Dieses Mal aber gab es Zeugen, die ihn am Unfallort im Mühlhäuser Gewerbegebiet zur Rede stellen wollten.
Sperrzeit für Fahrerlaubnis um fünf Monate verlängert
Zunächst fuhr er weg, ein Zeuge folgte ihm. Dann habe er angehalten. „Keine Polizei“, seien seine ersten Worte gewesen. Sie hätten vereinbart, zum Unfallort zurückzukehren und die Sache dort zu regeln. Doch an der nächsten Kreuzung sei er abgebogen …
Der Schaden von 1400 Euro ist reguliert, teilte die Geschädigte mit. Für den Staatsanwalt ist der Fall eindeutig. Der Angeklagte hat falsch ausgeparkt und ein anderes Auto beschädigt. „Die gleiche Geschichte wie vor drei, vier Jahren“, wiederholte sich der Staatsanwalt. Damals habe er damit Glück gehabt, dieses Mal nicht. „Wir haben vier Zeugen, die den Tattag beschreiben können“, hieß es im Plädoyer. Der nicht vorbestrafte Mann müsse wegen Straßenverkehrsgefährdung, Trunkenheit im Verkehr und Unfallflucht bestraft werden.
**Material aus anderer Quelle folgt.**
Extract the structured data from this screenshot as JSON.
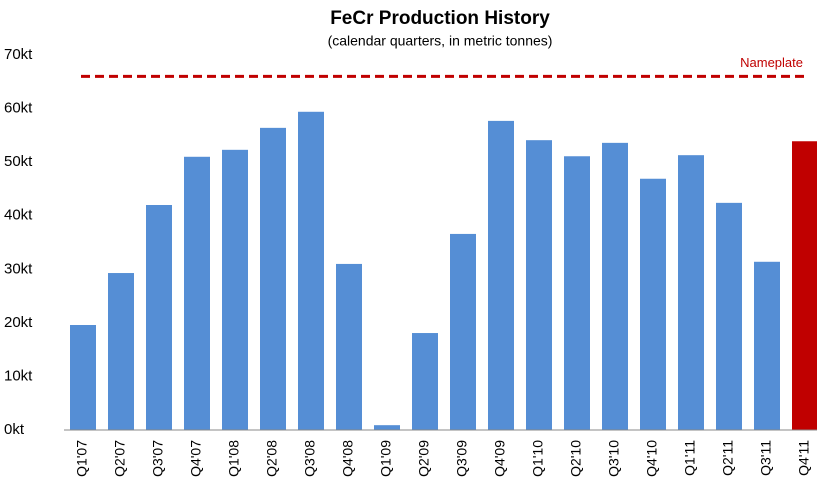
{
  "chart_data": {
    "type": "bar",
    "title": "FeCr Production History",
    "subtitle": "(calendar quarters, in metric tonnes)",
    "categories": [
      "Q1'07",
      "Q2'07",
      "Q3'07",
      "Q4'07",
      "Q1'08",
      "Q2'08",
      "Q3'08",
      "Q4'08",
      "Q1'09",
      "Q2'09",
      "Q3'09",
      "Q4'09",
      "Q1'10",
      "Q2'10",
      "Q3'10",
      "Q4'10",
      "Q1'11",
      "Q2'11",
      "Q3'11",
      "Q4'11"
    ],
    "values": [
      19.6,
      29.3,
      42,
      51,
      52.3,
      56.4,
      59.4,
      31,
      0.9,
      18.1,
      36.6,
      57.7,
      54.1,
      51.1,
      53.6,
      46.9,
      51.3,
      42.4,
      31.4,
      53.9
    ],
    "colors": [
      "#558ed5",
      "#558ed5",
      "#558ed5",
      "#558ed5",
      "#558ed5",
      "#558ed5",
      "#558ed5",
      "#558ed5",
      "#558ed5",
      "#558ed5",
      "#558ed5",
      "#558ed5",
      "#558ed5",
      "#558ed5",
      "#558ed5",
      "#558ed5",
      "#558ed5",
      "#558ed5",
      "#558ed5",
      "#c00000"
    ],
    "ylim": [
      0,
      70
    ],
    "yticks": [
      {
        "value": 0,
        "label": "0kt"
      },
      {
        "value": 10,
        "label": "10kt"
      },
      {
        "value": 20,
        "label": "20kt"
      },
      {
        "value": 30,
        "label": "30kt"
      },
      {
        "value": 40,
        "label": "40kt"
      },
      {
        "value": 50,
        "label": "50kt"
      },
      {
        "value": 60,
        "label": "60kt"
      },
      {
        "value": 70,
        "label": "70kt"
      }
    ],
    "grid": false,
    "reference_line": {
      "label": "Nameplate",
      "value": 66,
      "color": "#c00000"
    }
  }
}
Der Staatsanwalt beantragte 22.500 Euro Strafe und weitere fünf Monate Sperrzeit für die Fahrerlaubnis, die seit März 2019 weg sei.
Diesem Antrag folgte der Strafrichter. „Sie haben uns hier eine Geschichte aufgetischt, die nicht glaubhafter wird, wenn man sie dem Gutachten anpasst“, sagte Richter Thomas Linß. „Sie waren betrunken und hatten viel drin“, hieß es weiter. Den Unfall habe der Angeklagte bemerkt. „Sie sollten mal in sich gehen“, riet der Richter. „Wenn dabei ein Mensch ums Leben kommt, dann werden Sie ihres Lebens nicht mehr froh. Da hilft dann auch kein Aro hinterher mehr.“
Der Verurteilte hat mittlerweile Berufung eingelegt. Der Strafbefehl, der der Verhandlung vorausging, sah eine Strafe von 7500 Euro vor.